Innovative housing in Vienna and Zürich; Japanese office design; Düsseldorf makeover and an orderly Swiss kindergarden.
This new apartment block has been slotted into a row of existing buildings on the outskirts of Vienna. While most of the facade lines up with the rest of the street, the ground floor has been set back to create an entrance that is protected from the elements. The interior is characterised by a generously laid-out floor plan and open loggias.
The building has been designed by Delugan Meissl Associated Architects which was founded in 1993 in Vienna. The team working with architects Elke Delugan-Meissl and Roman Delugan is made up of three associated partners and 12 employees. The practice of 17 is now working on a series of projects across Europe. Residential developers in London need them.
Start of planning 06/2003
Start of construction 02/2004
Gross surface area 2,595 sq m
Site area 883 sq m
Built-up area 462 sq m
Total apartments 2131,953 sq m
2000 Mischek Tower, Donaucity, Vienna
2003 House Ray1, Vienna
2004 Apartment Unit 8-II “Deep Surface”, Phoenix City Beijing, China
2008 Porsche Museum, Stuttgart
2009 Filmmuseum, Amsterdam
Like a gentle giant, this large housing complex makes a bold impression on a hillside outside Zürich.
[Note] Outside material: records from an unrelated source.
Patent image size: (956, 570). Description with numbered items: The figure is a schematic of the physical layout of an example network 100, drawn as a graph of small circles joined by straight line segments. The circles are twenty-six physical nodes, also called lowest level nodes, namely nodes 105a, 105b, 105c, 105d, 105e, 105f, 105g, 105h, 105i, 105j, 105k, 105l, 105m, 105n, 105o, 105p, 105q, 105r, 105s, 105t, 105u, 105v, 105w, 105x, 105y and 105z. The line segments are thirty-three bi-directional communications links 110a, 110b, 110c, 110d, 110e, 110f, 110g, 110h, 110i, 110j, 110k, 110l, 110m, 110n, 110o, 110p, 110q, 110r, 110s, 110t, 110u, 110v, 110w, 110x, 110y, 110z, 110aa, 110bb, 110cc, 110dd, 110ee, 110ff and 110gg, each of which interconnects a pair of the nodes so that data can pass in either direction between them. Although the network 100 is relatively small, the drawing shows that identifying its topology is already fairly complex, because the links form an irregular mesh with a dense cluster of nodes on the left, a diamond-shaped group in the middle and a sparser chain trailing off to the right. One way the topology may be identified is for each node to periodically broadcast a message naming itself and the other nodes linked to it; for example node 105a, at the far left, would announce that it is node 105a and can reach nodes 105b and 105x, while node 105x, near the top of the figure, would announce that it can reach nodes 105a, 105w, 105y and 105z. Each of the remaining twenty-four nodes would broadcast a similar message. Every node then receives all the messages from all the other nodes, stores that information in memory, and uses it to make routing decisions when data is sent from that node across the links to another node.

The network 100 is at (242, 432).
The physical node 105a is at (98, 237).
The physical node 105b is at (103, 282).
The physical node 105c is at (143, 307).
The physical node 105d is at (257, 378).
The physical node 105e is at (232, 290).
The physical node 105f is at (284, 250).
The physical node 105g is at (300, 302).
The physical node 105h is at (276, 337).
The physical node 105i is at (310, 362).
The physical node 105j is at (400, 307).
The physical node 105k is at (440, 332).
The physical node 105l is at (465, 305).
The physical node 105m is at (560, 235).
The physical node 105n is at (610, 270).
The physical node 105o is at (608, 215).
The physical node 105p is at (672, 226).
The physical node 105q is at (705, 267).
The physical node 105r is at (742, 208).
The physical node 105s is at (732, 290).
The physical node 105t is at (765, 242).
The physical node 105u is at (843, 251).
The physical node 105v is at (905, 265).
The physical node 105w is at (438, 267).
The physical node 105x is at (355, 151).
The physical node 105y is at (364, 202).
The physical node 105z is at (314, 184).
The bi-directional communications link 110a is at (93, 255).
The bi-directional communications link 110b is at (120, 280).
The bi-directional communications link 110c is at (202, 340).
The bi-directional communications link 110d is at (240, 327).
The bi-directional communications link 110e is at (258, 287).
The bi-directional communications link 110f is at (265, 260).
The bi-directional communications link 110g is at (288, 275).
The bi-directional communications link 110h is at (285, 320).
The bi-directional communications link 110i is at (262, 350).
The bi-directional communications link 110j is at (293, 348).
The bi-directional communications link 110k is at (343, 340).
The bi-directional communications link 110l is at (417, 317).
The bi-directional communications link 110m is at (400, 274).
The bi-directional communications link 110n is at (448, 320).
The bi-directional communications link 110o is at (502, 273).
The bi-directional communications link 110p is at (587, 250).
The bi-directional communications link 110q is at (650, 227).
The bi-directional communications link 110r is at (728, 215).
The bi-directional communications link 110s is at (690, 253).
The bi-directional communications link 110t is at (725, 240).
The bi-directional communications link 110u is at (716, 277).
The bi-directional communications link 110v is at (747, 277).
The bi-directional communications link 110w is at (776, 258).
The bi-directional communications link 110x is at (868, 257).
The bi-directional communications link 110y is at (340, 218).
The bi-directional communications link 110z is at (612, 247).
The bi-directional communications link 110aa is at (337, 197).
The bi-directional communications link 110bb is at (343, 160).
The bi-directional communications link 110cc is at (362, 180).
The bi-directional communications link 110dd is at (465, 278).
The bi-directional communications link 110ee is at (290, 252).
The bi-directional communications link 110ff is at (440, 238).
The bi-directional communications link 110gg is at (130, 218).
But its roof, which mirrors the tree line, helps to avoid any feeling of menace.
The building is a complex set of different apartment styles, craftily interlocking to enable a variety of floor plans. It has been built by collaborative practice Pool Architects which was formed in 1998.
Corporate Japan does a good job at first impressions – perfectly coiffed receptionists, soaring ceilings and the best materials are all essential features in office lobbies.
But step out of the lift and on to a standard office floor and it’s usually a sea of soft-grey furniture, grey carpet tiles and teal or royal-blue upholstery. All of this is under the glare of convenience store lighting – not what the salary men pulling all-nighters really want.
Spotting a gaping hole in the market, designer Ryuichi Kitamura has just launched his Seamless collection of softer, more sympathetic office furniture.
Built around a series of modular pieces in steel and wood, Seamless has already received an order for record label Avex and is set to become a staple collection among Japan’s creative community.
“People spend such long hours in their offices in Japan that we wanted to create better environments at affordable prices,” says Kitamura. Having launched their core collection, the studio wants to tackle those eternal issues like tangled cords and poorly placed sockets. We wish them luck.
Education authorities busy building “classrooms of the future” (UK) should board a flight to Switzerland, because it has already been built. Reinach-based firm Wenger Partner has built a kindergarten so handsome it demands a wing for international boarders. Kinder in Arlesheim have the luxury of attending a pre-school that not only offers a pleasant environment for finger painting but also early immersion in the finer points of Swiss construction and architecture.
From the outside it looks like a traditional 1930s German house, but a radical reworking of the interior has created the kind of spaces that remind you of a grand pavilion.
Zürich-based practice Instant produced new volume in the Dusseldorf property – but without leaving it feeling soulless. There are lots of clever, intriguing, touches in the detailing that help overcome the boundaries between old and new.